Benefits of Forgetting

Interesting and scholarly study from Kennedy School of Government’s Viktor Mayer-Schönberger, titled “Useful Void: The Art of Forgetting in the Age of Ubiquitous Computing”. In the study, the author points to change in our default societal behavior, from forgetting unimportant things to remembering everything.

In March 2007, Google confirmed that since its inception it had stored every search query every user ever made and every search result she ever clicked on. Google remembers forever.

“хранить вечно“ (to be preserved forever) the KGB stamped the dossiers on its political prisoners. The Communist state would never forget the identity, believes, actions and words of those that had opposed it.

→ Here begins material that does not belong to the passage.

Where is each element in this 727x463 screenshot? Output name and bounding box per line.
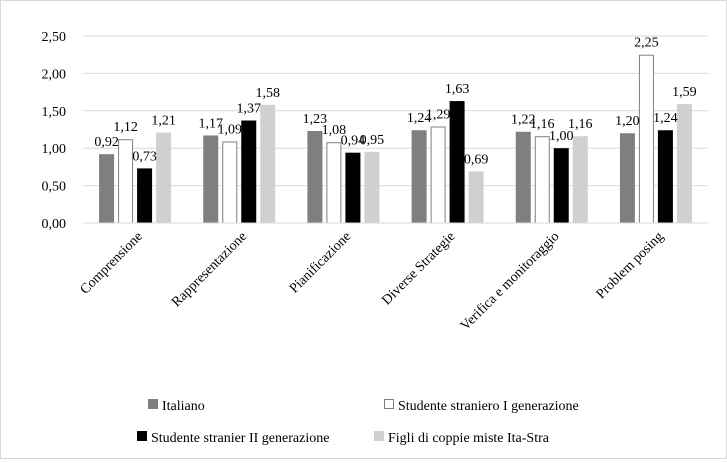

Like the Soviet state, Google does not forget. But unlike the Soviet Union that ceased to exist fifteen years ago, Google has become an indispensable tool for hundreds of millions of people around the world, who use it every day. We seem to have accepted that our digital society may forgive, but no longer forgets.

This has resulted in a drastic shift in our data retention behavior. For millennia it was difficult and costly to preserve. We would only do so in exceptional circumstances, and most frequently only for a limited period of time. For almost all of human history, most of what humans experienced was quickly forgotten. Today, however, retention of digital data is (relatively) easy and cheap. As a consequence, and absent other considerations, we keep rather than delete it. This is the central point: In our analog past, the default was to discard rather than preserve; today the default is to retain.

Credit bureaus store extensive information about hundreds of millions of U.S. citizens. Daniel Solove writes that the largest US provider of marketing information offers up to 1,000 data points for each of the 215 million individuals in its database. We also see the combination of formerly disparate data sources. Solove mentions a company that provides a consolidated view at data from 20,000 different sources across the world. It retains the data, he writes, even if individuals dispute its accuracy.

Companies keep our air travel reservations on file even when we decide not to buy the ticket, together with rich information about us and our previous travel patterns.21 Millions of cameras in public places – the UK alone is said to operate between 2 and 3 million produce records of our movements that are kept. Law enforcement agencies store biometric information about tens of millions of individuals even if these have never been charged with a crime. Search engines retain each of our search queries, and keeps archival copies of our web pages long after we have taken them offline.

This is only the beginning. With the advent of ubiquitous computing, of cheap GPS chips in our cell phones, cameras and cars, of RFID tags in everyday objects, and of tiny, networked sensors that surround us, a more comprehensive trail of our actions will be collected than ever before. Given low cost of storage, ease of retrieval and potential value in accessing information, much of the data that is being collected will be kept for months if not years, as our societal default has shifted from deletion to retention.

This has drastic consequences beyond the obvious ability to know much more about other people’s preferences, behaviors, actions and opinions than in the analog world of incremental forgetting. Living in a world in which our lives are being recorded and records are being retained, in which societal forgetting has been replaced by precise remembering, will profoundly influence how we view our world, and how we behave in it.

If whatever we do can be held against us years later, if all our impulsive comments are preserved, they can easily be combined into a composite picture of ourselves. Afraid how our words and actions may be perceived years later and taken out of context, the lack of forgetting may prompt us speak less freely and openly. This is the temporal version of a panoptic society, in which everything is being watched; it is a society in which most of what is being recorded and collected is being preserved. Regardless of other concerns we may have, it is hard to see how such an unforgetting world could offer us the open society that we are used to today.

So what is the solution? The author suggests a combination of legislative and technical approaches that restore the default of forgetting in our society. So if some entity or person wanted to remember things beyond certain time period, they would need to do some special action like writing down in digital terms…I think this makes a lot of sense and could prevent common people from becoming more and more like stage coached politicians who  plan and practice each and every one of their moves and utterances…What do you think?